Semi-Automatic Labeling for Deep Learning in Robotics
This method addresses the time-consuming and labor-intensive process of manual data annotation for computer vision in robotics, making deep learning more automated and reliable, though it is incremental as it builds on existing object detectors like YOLO and SSD.
The paper tackles the problem of creating large labeled datasets for deep learning in robotics by proposing a semi-automatic labeling method using a robot-mounted camera and augmented reality, which reduces annotation time from over 10 hours to less than one hour for 35,000 frames (a 450x gain) and improves object detection precision and recall by about 15%.
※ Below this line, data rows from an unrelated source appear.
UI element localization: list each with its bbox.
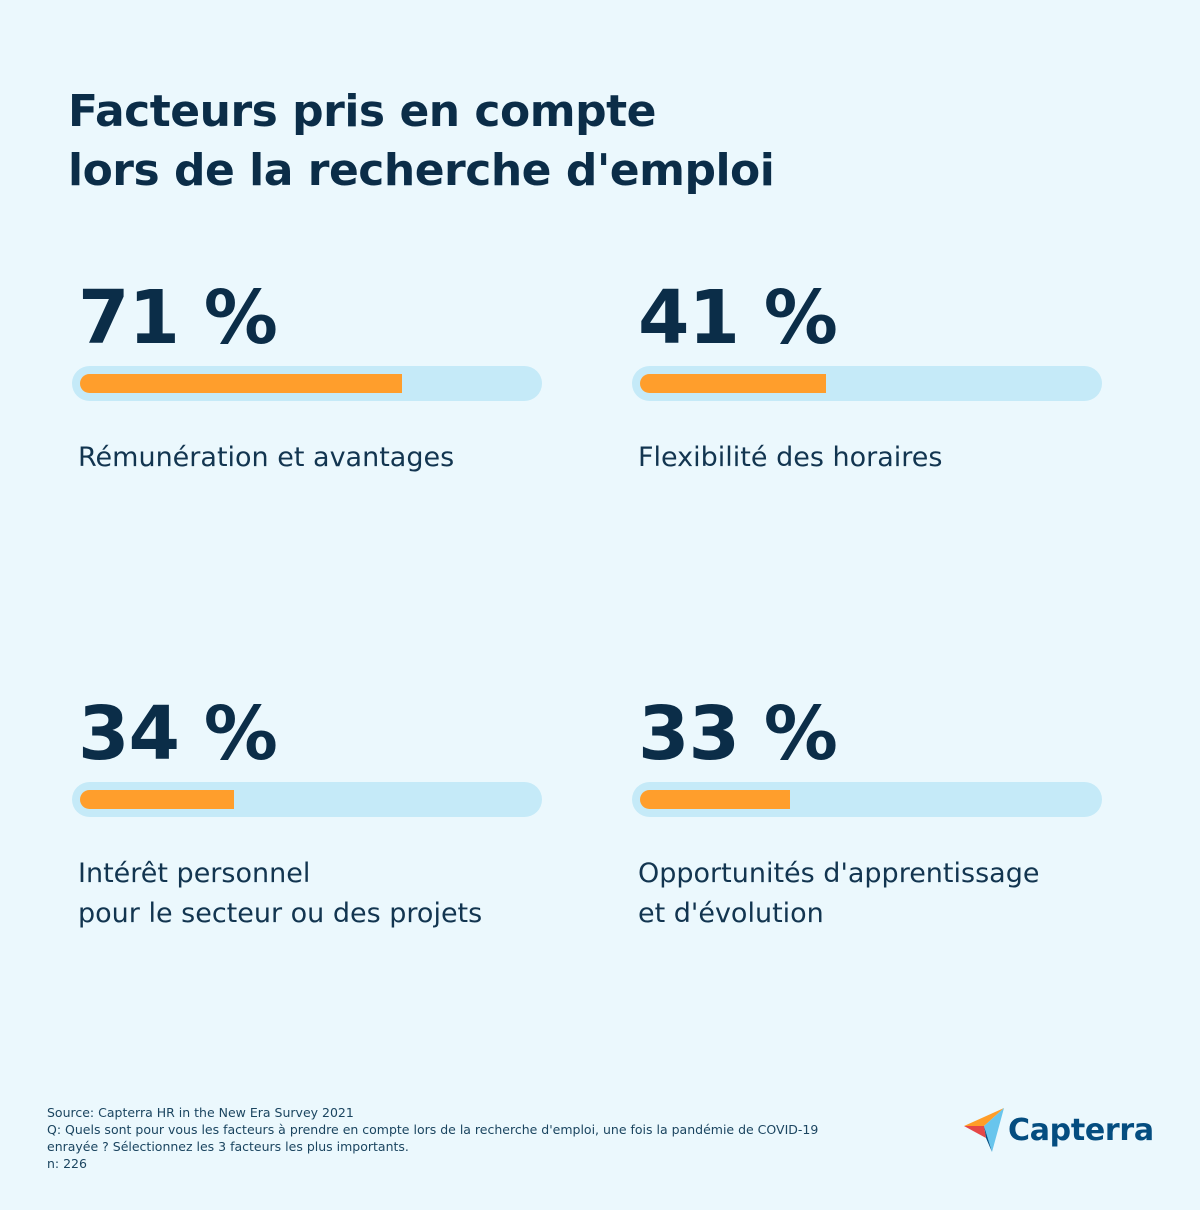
bar-fill [640, 374, 826, 393]
source-line: Source: Capterra HR in the New Era Surve… [47, 1105, 354, 1120]
capterra-wordmark: Capterra [1008, 1112, 1154, 1148]
stat-label: Intérêt personnel pour le secteur ou des… [78, 854, 548, 934]
source-footnote: Source: Capterra HR in the New Era Surve… [47, 1104, 867, 1172]
question-line: enrayée ? Sélectionnez les 3 facteurs le… [47, 1139, 409, 1154]
stat-flexibilite: 41 % Flexibilité des horaires [632, 275, 1102, 473]
bar-track [632, 366, 1102, 401]
bar-track [72, 366, 542, 401]
stat-label-line: Flexibilité des horaires [638, 442, 943, 473]
page-title: Facteurs pris en compte lors de la reche… [68, 82, 775, 200]
stat-value: 71 % [78, 275, 278, 361]
stat-value: 34 % [78, 691, 278, 777]
title-line-1: Facteurs pris en compte [68, 86, 656, 137]
stat-interet: 34 % Intérêt personnel pour le secteur o… [72, 691, 542, 929]
sample-size: n: 226 [47, 1156, 87, 1171]
bar-fill [640, 790, 790, 809]
capterra-logo: Capterra [964, 1108, 1154, 1152]
stat-value: 33 % [638, 691, 838, 777]
stat-label-line: Intérêt personnel [78, 858, 311, 889]
stat-label-line: Rémunération et avantages [78, 442, 455, 473]
question-line: Q: Quels sont pour vous les facteurs à p… [47, 1122, 819, 1137]
stat-label: Opportunités d'apprentissage et d'évolut… [638, 854, 1108, 934]
bar-fill [80, 790, 234, 809]
bar-fill [80, 374, 402, 393]
stat-label-line: pour le secteur ou des projets [78, 898, 483, 929]
title-line-2: lors de la recherche d'emploi [68, 145, 775, 196]
bar-track [72, 782, 542, 817]
stat-label: Flexibilité des horaires [638, 438, 1108, 478]
stat-label-line: et d'évolution [638, 898, 824, 929]
bar-track [632, 782, 1102, 817]
stat-opportunites: 33 % Opportunités d'apprentissage et d'é… [632, 691, 1102, 929]
stat-value: 41 % [638, 275, 838, 361]
stat-remuneration: 71 % Rémunération et avantages [72, 275, 542, 473]
capterra-logo-icon [964, 1108, 1004, 1152]
stat-label-line: Opportunités d'apprentissage [638, 858, 1040, 889]
stat-label: Rémunération et avantages [78, 438, 548, 478]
In this paper, we propose Augmented Reality Semi-automatic labeling (ARS), a semi-automatic method which leverages on moving a 2D camera by means of a robot, proving precise camera tracking, and an augmented reality pen to define initial object bounding box, to create large labeled datasets with minimal human intervention. By removing the burden of generating annotated data from humans, we make the Deep Learning technique applied to computer vision, that typically requires very large datasets, truly automated and reliable. With the ARS pipeline, we created effortlessly two novel datasets, one on electromechanical components (industrial scenario) and one on fruits (daily-living scenario), and trained robustly two state-of-the-art object detectors, based on convolutional neural networks, such as YOLO and SSD. With respect to the conventional manual annotation of 1000 frames that takes us slightly more than 10 hours, the proposed approach based on ARS allows annotating 9 sequences of about 35000 frames in less than one hour, with a gain factor of about 450. Moreover, both the precision and recall of object detection is increased by about 15\% with respect to manual labeling. All our software is available as a ROS package in a public repository alongside the novel annotated datasets.